If Martin Luther King Could Come Back Today….....
If Martin Luther King could come back for just one day, today, to talk to some of the leadership of black America I think he would be appalled at what he saw.
Despite all the bluster, despite the heated and sometimes re-heated rhetoric that is shouted from the rooftops on a daily basis from the self-proclaimed “leaders” of the black communities of America, not a single one of those pretenders to the status of Dr. King even comes close to delivering what he envisioned for the future of black Americans.
I think Dr. King would find himself in the equivalent of a fun-house hall of mirrors where he would see those who think they are reflections of him and his legacy as twisted, distorted, and warped images of the real thing. The Jacksons and the Sharptons and the Jeremiah Wrights and the Louis Farakhans of today – all want us to believe that they are delivering his message when in fact they’re warping it beyond recognition.
There are others as well. “Quannel X”, the spokesman for the New Black Panthers, should make the average black American cringe with embarrassment every time he opens his mouth and spews out his nonsensical, vitriolic, and downright illiterate hatred. By the way, if I got his name wrong – I don’t really care. I’m not going to bother to Google it. He’s basically black America’s version of a Klan leader. The skin color is different, the message is the same. And yet he’s somehow found a sort of legitimacy that would have Dr. King shaking his head in disgust.

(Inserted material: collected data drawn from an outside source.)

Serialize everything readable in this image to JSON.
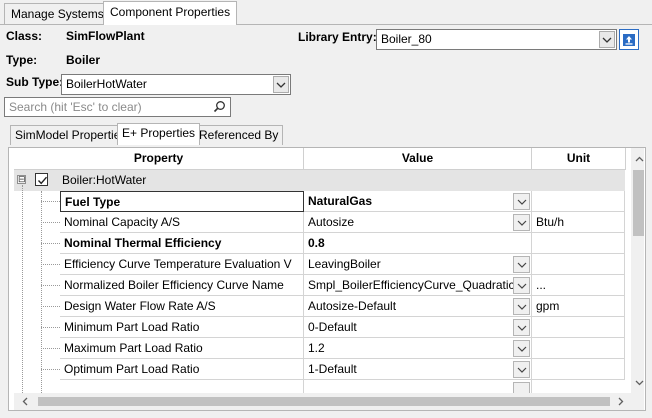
{
  "tabs": [
    {
      "label": "Manage Systems",
      "active": false
    },
    {
      "label": "Component Properties",
      "active": true
    }
  ],
  "header": {
    "class_label": "Class:",
    "class_value": "SimFlowPlant",
    "type_label": "Type:",
    "type_value": "Boiler",
    "subtype_label": "Sub Type:",
    "subtype_value": "BoilerHotWater",
    "library_label": "Library Entry:",
    "library_value": "Boiler_80"
  },
  "search": {
    "placeholder": "Search (hit 'Esc' to clear)"
  },
  "inner_tabs": [
    {
      "label": "SimModel Properties",
      "active": false
    },
    {
      "label": "E+ Properties",
      "active": true
    },
    {
      "label": "Referenced By",
      "active": false
    }
  ],
  "grid": {
    "columns": [
      "Property",
      "Value",
      "Unit"
    ],
    "group": {
      "label": "Boiler:HotWater",
      "checked": true,
      "expander": "⊟"
    },
    "rows": [
      {
        "property": "Fuel Type",
        "value": "NaturalGas",
        "unit": "",
        "bold": true,
        "selected": true
      },
      {
        "property": "Nominal Capacity A/S",
        "value": "Autosize",
        "unit": "Btu/h",
        "bold": false
      },
      {
        "property": "Nominal Thermal Efficiency",
        "value": "0.8",
        "unit": "",
        "bold": true
      },
      {
        "property": "Efficiency Curve Temperature Evaluation V",
        "value": "LeavingBoiler",
        "unit": "",
        "bold": false
      },
      {
        "property": "Normalized Boiler Efficiency Curve Name",
        "value": "Smpl_BoilerEfficiencyCurve_Quadratic",
        "unit": "...",
        "bold": false
      },
      {
        "property": "Design Water Flow Rate A/S",
        "value": "Autosize-Default",
        "unit": "gpm",
        "bold": false
      },
      {
        "property": "Minimum Part Load Ratio",
        "value": "0-Default",
        "unit": "",
        "bold": false
      },
      {
        "property": "Maximum Part Load Ratio",
        "value": "1.2",
        "unit": "",
        "bold": false
      },
      {
        "property": "Optimum Part Load Ratio",
        "value": "1-Default",
        "unit": "",
        "bold": false
      }
    ]
  },
  "icons": {
    "combo": "chevron-down-icon",
    "export": "upload-icon",
    "search": "magnifier-icon",
    "check": "checkmark-icon"
  },
  "colors": {
    "group_row_bg": "#e4e4e4",
    "accent_blue": "#2b6cc4"
  }
}
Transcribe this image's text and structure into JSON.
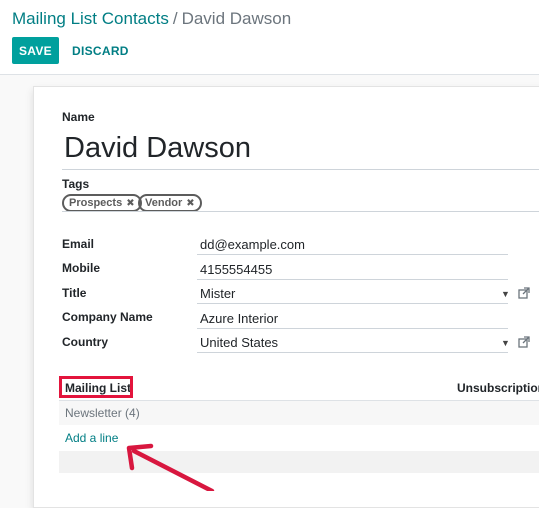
{
  "breadcrumb": {
    "parent": "Mailing List Contacts",
    "separator": "/",
    "current": "David Dawson"
  },
  "toolbar": {
    "save_label": "SAVE",
    "discard_label": "DISCARD"
  },
  "form": {
    "name_label": "Name",
    "name_value": "David Dawson",
    "tags_label": "Tags",
    "tags": [
      "Prospects",
      "Vendor"
    ],
    "fields": [
      {
        "label": "Email",
        "value": "dd@example.com"
      },
      {
        "label": "Mobile",
        "value": "4155554455"
      },
      {
        "label": "Title",
        "value": "Mister"
      },
      {
        "label": "Company Name",
        "value": "Azure Interior"
      },
      {
        "label": "Country",
        "value": "United States"
      }
    ]
  },
  "subscriptions": {
    "column_mailing_list": "Mailing List",
    "column_unsubscription": "Unsubscription",
    "rows": [
      "Newsletter (4)"
    ],
    "add_line_label": "Add a line"
  },
  "colors": {
    "brand": "#017e84",
    "save_button": "#00a09d",
    "highlight": "#e3143c",
    "arrow": "#d8173f"
  },
  "icons": {
    "tag_remove": "close-icon",
    "dropdown": "caret-down-icon",
    "external_link": "external-link-icon",
    "annotation_arrow": "arrow-icon"
  }
}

The so called leaders of today preach that being separate from mainstream America is a good thing. That black Americans should get preference in jobs and education because of their skin color. That is the exact opposite of what Dr. King was standing up for – and gave his life for - in a time when racism in America was very real, when exclusion from the American dream was something that black Americans faced every single day of their lives. He wanted black Americans to be included in what happened in everyday America on an equal basis, not separated by their own choice.
That’s what being “equal” means.
It’s a pity that self promoting ideologues like the people I mentioned above have taken what King’s message truly was – inclusion, equality, and opportunity – and changed it to a self perpetuating mantra of victimhood.
If King could come back today I think he’d be staggered by what he saw in today’s black leadership – a gallery of race baiting self promoters who manage to marginalize any of the other leaders who genuinely want their people to live up to his dream of self reliance and personal responsibility, of genuine equality and equal opportunity.
They want us to believe that they are his reflections. And maybe they are, but only in the way a carnival hall of mirrors twists and distorts the image that looks back at you.
Dr. King, I suspect, wouldn’t care for the images that would look back at him.